Bird's eye view of Baytown
From 60 feet above their nest, the eagles' view would encompass all of their modest wood, which is bordered by Cedar Bayou and Spur 55 to the southeast, Trinity and Tabb's Bay and the Houston Ship Channel to the south and southwest, a stretch of subsiding oilfields to the west — just behind Rocky's Pelican Junction — and Evergreen Point Golf Course to the north. (Hollywood factoid: These picturesque oilfields were featured in the setting of John Wayne's "Hellfighters.")
If ascending to the altitude of 100 feet, our proud avians could see the westside of Baytown, the old town, along with the rest of the old towns: Wooster, Cody, Lynchberg, Goose Creek and Pelly; which have been aggregating into Baytown since the early 1800s. The eagles, able to see these vestiges of decaying urbanity girted by muddy bays, the murky ship channel and bisected by grimy Goose Creek, would gain a fundamental understanding of why locals have donned the epithet "The Dirty Bay" upon this Gulf Coastal conurbation. They could study the architecture of historic Texas Avenue which was featured in "RoboCop 2." (Hollywood factoid: The Houston Film Commission recommended that Baytown be used for several shots in this film because it looks like "it had been nuked.") Sadly, locals, no longer taken by the charm of Texas Avenue's post-Dresden-bombing ambience, will bear witness to an urban renovation project that will focus on several blocks of this "historic district."
If our touring convocation of eagles was to climb to the altitude of 200 feet in the air, the birds would notice an oppressive haze all around them, fogging their vision and inhibiting their breathing — they would find that soaring too high in Baytown is truly a dangerous sport and they would maybe even begin considering a suburban retreat. (Hollywood factoid: "Silkwood," a mystery/drama about a chemical plant worker who was poisoned and tortured because of whistle-blowing regarding worker safety issues, features some of Baytown's finest industrial cityscapes.) The oil refineries and chemical plants would sprawl before them like the undulating terrain of the hill country 100 miles to the west, and the denizens of this humble Gulf Coast town, in uniform attire of coveralls, hardhat, mustache and sincere mullet, would appear as busy as any ant colony that had just been stepped on. No matter how well these eagles scoured and scrutinized the city of Baytown, they wouldn't find one decent bookshop.
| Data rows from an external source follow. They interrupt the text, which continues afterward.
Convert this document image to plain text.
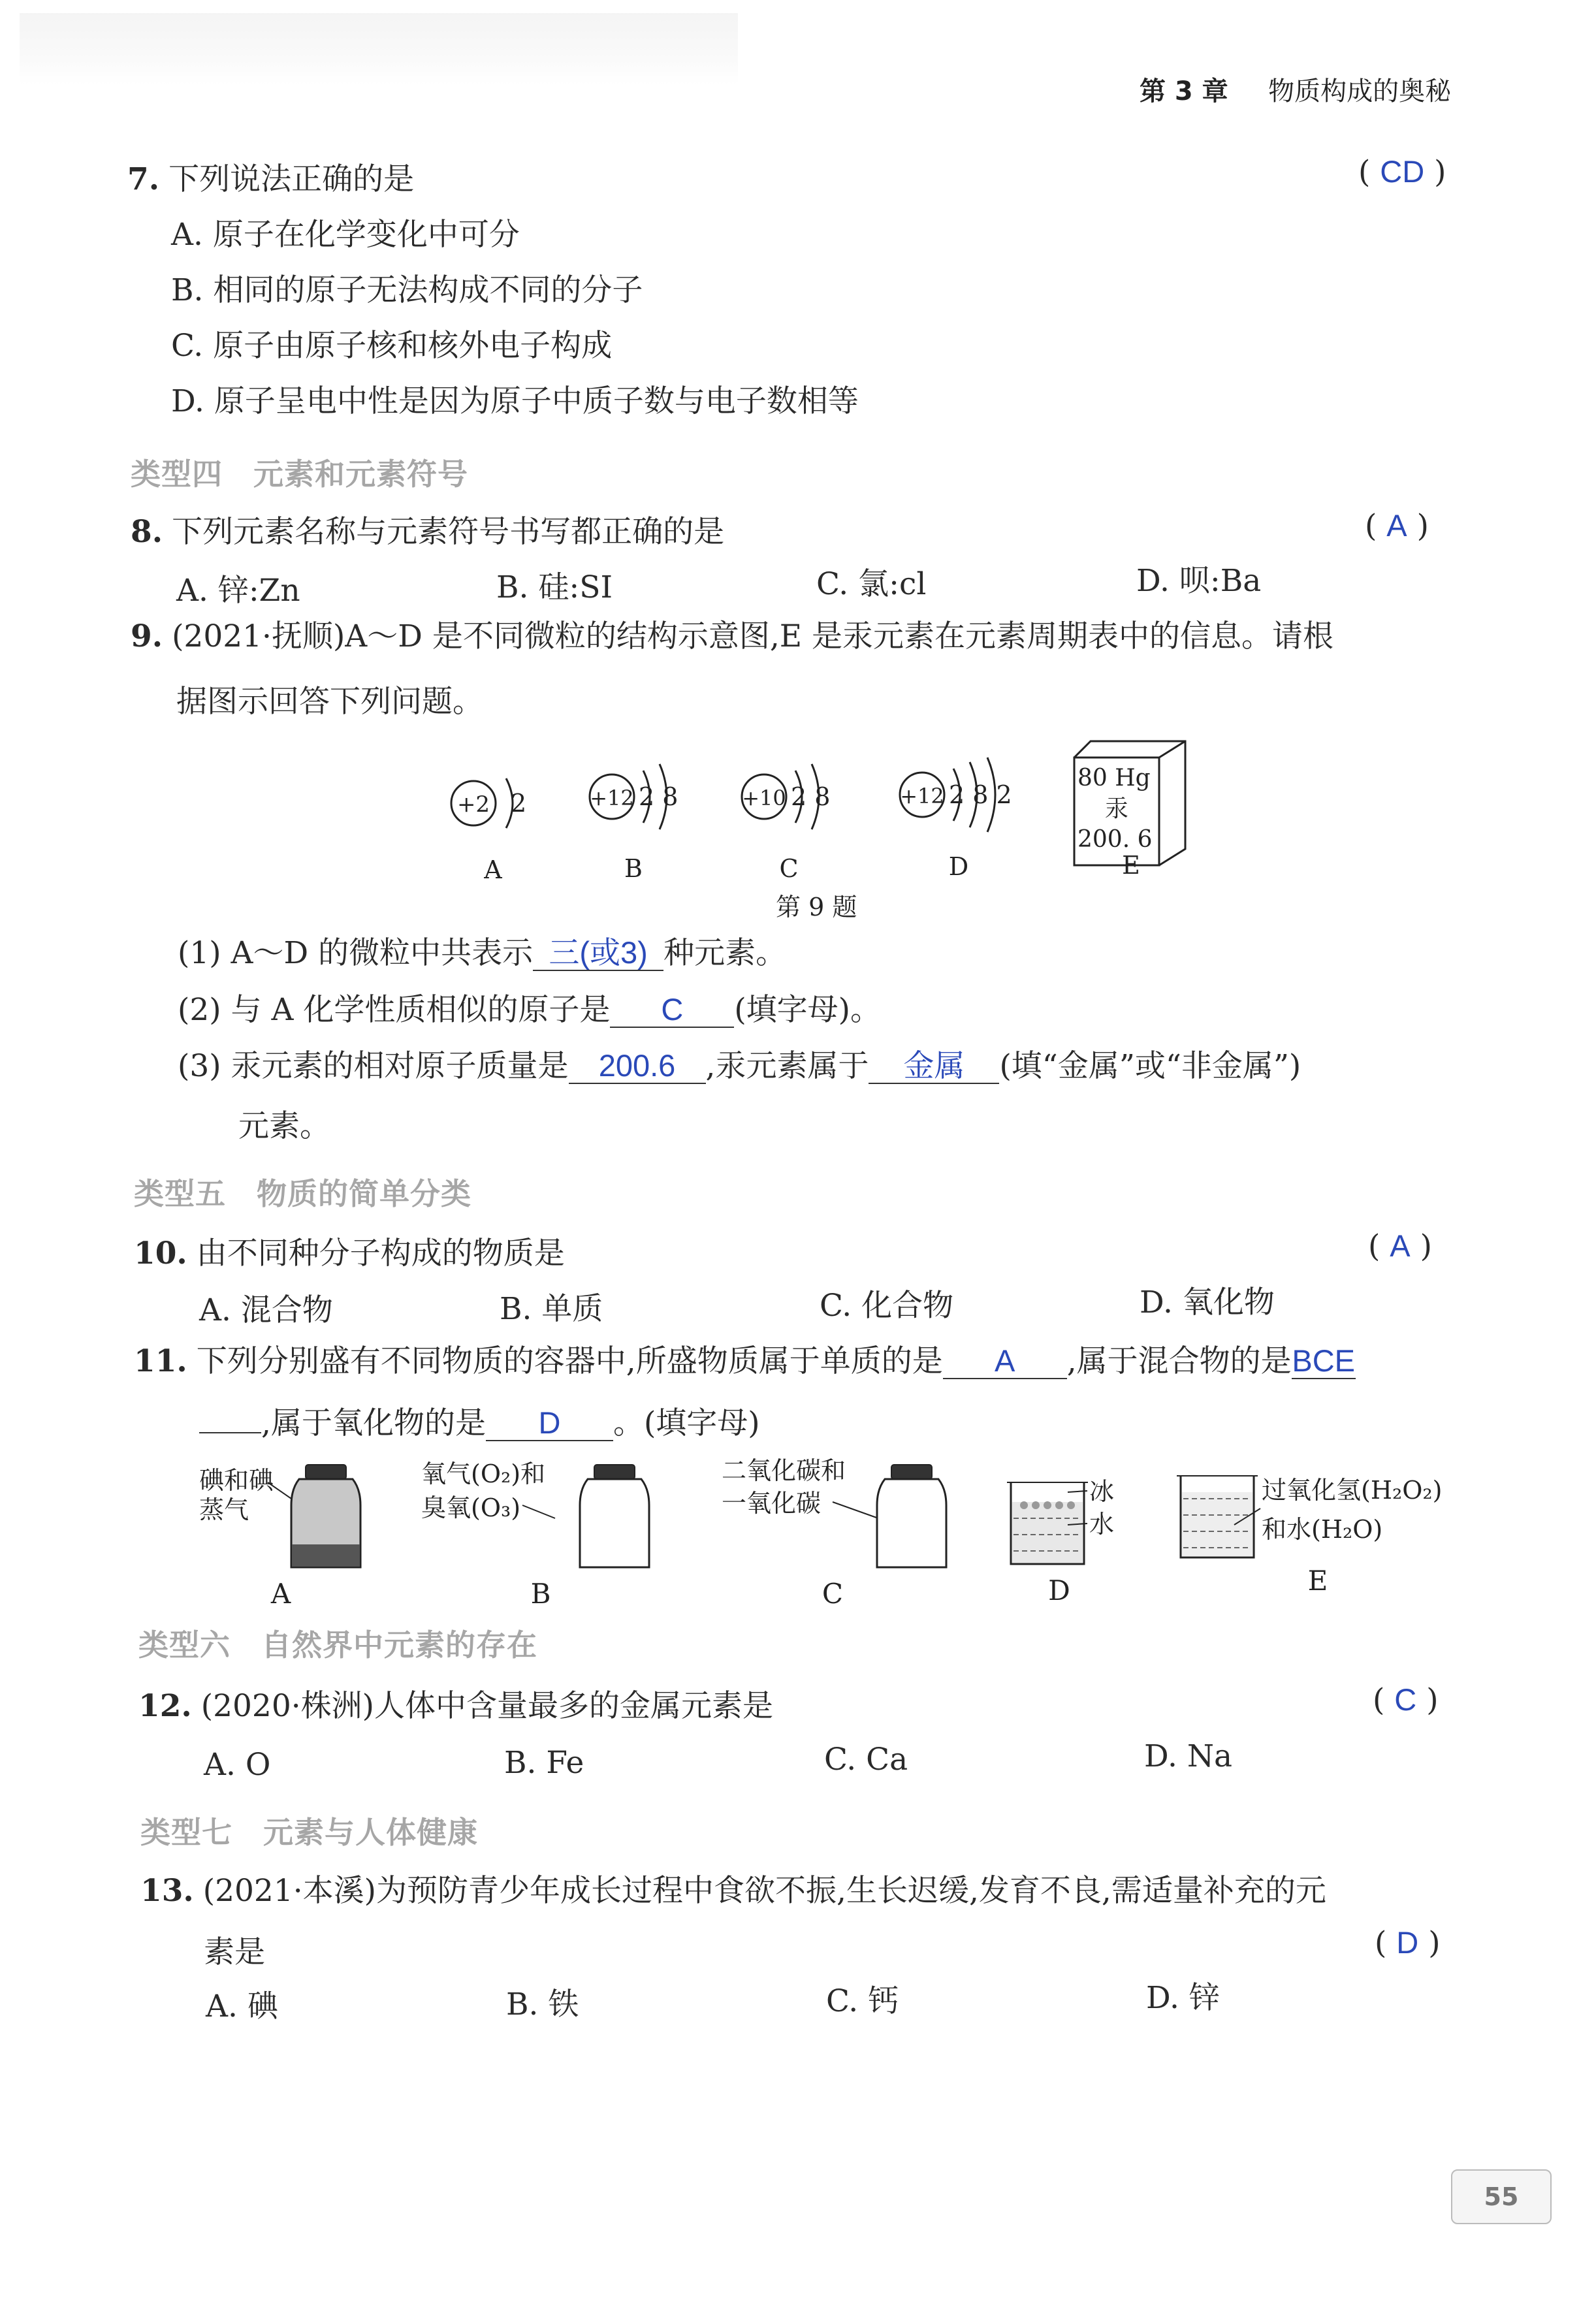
第 3 章 物质构成的奥秘
7. 下列说法正确的是	( CD )
A. 原子在化学变化中可分
B. 相同的原子无法构成不同的分子
C. 原子由原子核和核外电子构成
D. 原子呈电中性是因为原子中质子数与电子数相等
类型四　元素和元素符号
8. 下列元素名称与元素符号书写都正确的是	( A )
A. 锌:Zn	B. 硅:SI	C. 氯:cl	D. 呗:Ba
9. (2021·抚顺)A～D 是不同微粒的结构示意图,E 是汞元素在元素周期表中的信息。请根
据图示回答下列问题。
+2 2
A
+12 2 8
B
+10 2 8
C
+12 2 8 2
D
80 Hg
汞
200. 6
E
第 9 题
(1) A～D 的微粒中共表示 三(或3) 种元素。
(2) 与 A 化学性质相似的原子是 C (填字母)。
(3) 汞元素的相对原子质量是 200.6 ,汞元素属于 金属 (填“金属”或“非金属”)
元素。
类型五　物质的简单分类
10. 由不同种分子构成的物质是	( A )
A. 混合物	B. 单质	C. 化合物	D. 氧化物
11. 下列分别盛有不同物质的容器中,所盛物质属于单质的是 A ,属于混合物的是BCE
,属于氧化物的是 D 。(填字母)
碘和碘
蒸气
A
氧气(O₂)和
臭氧(O₃)
B
二氧化碳和
一氧化碳
C
冰
水
D
过氧化氢(H₂O₂)
和水(H₂O)
E
类型六　自然界中元素的存在
12. (2020·株洲)人体中含量最多的金属元素是	( C )
A. O	B. Fe	C. Ca	D. Na
类型七　元素与人体健康
13. (2021·本溪)为预防青少年成长过程中食欲不振,生长迟缓,发育不良,需适量补充的元
素是	( D )
A. 碘	B. 铁	C. 钙	D. 锌
55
At the apex of the eagles' flight, Padre Águila would loose a Mufasa-like cry to let all of Baytown know who the real king of nature was: "el rey naturaleza." But his cry would resound more as a sickly cackle and the upward arch of his flight pattern would begin to take on the aspect of a downward spiral — a pattern that is quite in keeping with the local tradition. The refineries and plants, the bays and bayous and creeks, would all come rushing at Padre Águila, spinning and swirling, and just as our fallen hero would find his final roost among this amalgam of industrial and natural ephemera, he would be comforted by the sheer poetry that is Baytown's motto: "Where oil and water mix."